Bob Tisdale liet zien dat de SST (sea surface temperature) van de Noord-Atlantische Oceaan (het AMO gebied) in de periode 1981-2014 veel sterker opwarmde dan de SST van de rest van de oceanen, namelijk 0,22°C/decade versus 0,06°C/decade. Dat is wel te verwachten omdat de AMO in deze periode richting een maximum ging. Maar wat eigenlijk het verrassende is, is dat de rest van de oceanen (zonder de Noord-Atlantische) maar 0,06°C/decade opwarmden. Het RCP6.0 model geeft 0,16°C/decade voor alle oceanen en 0.18°C/decade voor de Noord-Atlantische (die 12% uitmaakt van alle oceanen). Als we 12% van 0,18 aftrekken van 0,16 krijgen we 0,14°C/decade voor de rest van de oceanen. Dat is 2,3 maal zo veel als de metingen (0,06°C/decade) aangeven. Hoe is het mogelijk dat de klimaatmodellen de opwarming zo enorm overschatten?

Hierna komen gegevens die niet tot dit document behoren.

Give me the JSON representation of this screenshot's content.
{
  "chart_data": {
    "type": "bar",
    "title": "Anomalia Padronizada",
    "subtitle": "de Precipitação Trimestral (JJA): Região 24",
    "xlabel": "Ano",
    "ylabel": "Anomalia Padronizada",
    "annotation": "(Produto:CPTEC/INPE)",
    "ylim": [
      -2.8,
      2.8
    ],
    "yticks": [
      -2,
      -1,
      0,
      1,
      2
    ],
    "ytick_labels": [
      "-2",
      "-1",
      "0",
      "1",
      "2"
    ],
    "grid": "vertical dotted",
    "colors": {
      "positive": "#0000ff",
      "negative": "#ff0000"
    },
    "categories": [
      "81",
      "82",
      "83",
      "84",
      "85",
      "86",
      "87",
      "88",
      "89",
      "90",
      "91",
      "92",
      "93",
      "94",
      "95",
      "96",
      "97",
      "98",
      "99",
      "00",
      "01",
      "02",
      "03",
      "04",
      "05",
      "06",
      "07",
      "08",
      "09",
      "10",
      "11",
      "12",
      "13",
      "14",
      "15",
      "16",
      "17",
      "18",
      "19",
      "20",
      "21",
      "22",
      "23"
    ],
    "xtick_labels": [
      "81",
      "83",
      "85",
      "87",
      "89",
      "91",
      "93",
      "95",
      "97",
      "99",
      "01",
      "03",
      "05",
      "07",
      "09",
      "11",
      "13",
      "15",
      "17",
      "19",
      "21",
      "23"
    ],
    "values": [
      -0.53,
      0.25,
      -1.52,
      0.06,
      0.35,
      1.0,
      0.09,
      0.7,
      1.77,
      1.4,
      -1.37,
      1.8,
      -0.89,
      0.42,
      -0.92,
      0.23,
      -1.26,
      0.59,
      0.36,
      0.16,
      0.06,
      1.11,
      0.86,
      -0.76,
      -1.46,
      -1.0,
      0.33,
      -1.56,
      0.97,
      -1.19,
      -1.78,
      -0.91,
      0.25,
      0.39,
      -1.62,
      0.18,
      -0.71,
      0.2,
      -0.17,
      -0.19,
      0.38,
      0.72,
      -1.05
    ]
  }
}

Ze zijn vermoedelijk gekalibreerd op de Arctische temperatuur en de temperatuurstijging in de 2e helft van de 20e eeuw.  In zijn vergelijking van modellen en waarnemingen concludeert Bob Tisdale: de recente klimaatmodellen simuleren de opwarming in the Noord-Atlantische en de Arctische Oceaan goed, maar in de rest van de oceanen wordt de opwarming flink overschat. Het doel van de modellenmakers is duidelijk: ze probeerden de opwarming in de Arctische Oceaan en de Continenten op het Noordelijk Halfrond te simuleren zodat de afname in het zeeijs kon worden verklaard. Het gevolg is dat de opwarming in de rest van de wereld veel te hoog uitkomt.

U snapt het al: de klimaatmodellen houden geen rekening met de invloed van de AMO op de Noordpool en schrijven de Arctische opwarming toe aan antropogene factoren; daardoor gaan de simulaties volledig mank.

Tung & Zhou (2013) gebruikten multipele regressie van de mondiale temperatuur (HadCRUT4) op 4 factoren (AMO, ENSO, zonneactiviteit en vulkanisme) en hielden na aftrek van deze 4 factoren van de mondiale temperatuur een lineaire trend over van 0,068°/decade over de periode 1910-2011. Ons simpele 2 factoren lineaire model geeft over deze periode een lineaire trend van 0,062°/decade, wat aardig overeenkomt met het resultaat van Tung & Zhou.

De meeste argumenten pleiten dus voor het lineaire model. Maar de CO2 forcering van 3,7Wm-2 voor een CO2-verdubbeling is goed beargumenteerd en samen met negatieve aerosol forceringen leidt dat tot een logaritmische trend. Lineariteit zou kunnen ontstaan door een, samen met CO2 emissies, toenemende aërosolen emissie (hoewel die juist lijkt af te nemen) of een veranderende balans tussen positieve en negatieve feedback factoren. Feedback speelt een grote rol in de opwarmingstheorie. Het effect van een CO2-verdubbeling is namelijk slechts 1,1°C maar talrijke positieve en negatieve feedbackfactoren zullen reageren op deze temperatuurstijging en deze versterken of verzwakken. De formule voor de temperatuurstijging bij een CO2-verdubbeling is:

∆T2xCO2 = ∆F ∙ λ0 / (1 – f)

waarin ∆T2xCO2 de temperatuurstijging bij CO2-verdubbeling, ∆F de forcering in Wm-2  voor CO2-verdubbeling,  λ0 de klimaatgevoeligheid zonder feedback (0,3°C/Wm-2) en f de som van de positieve minus de som van de negatieve feedback.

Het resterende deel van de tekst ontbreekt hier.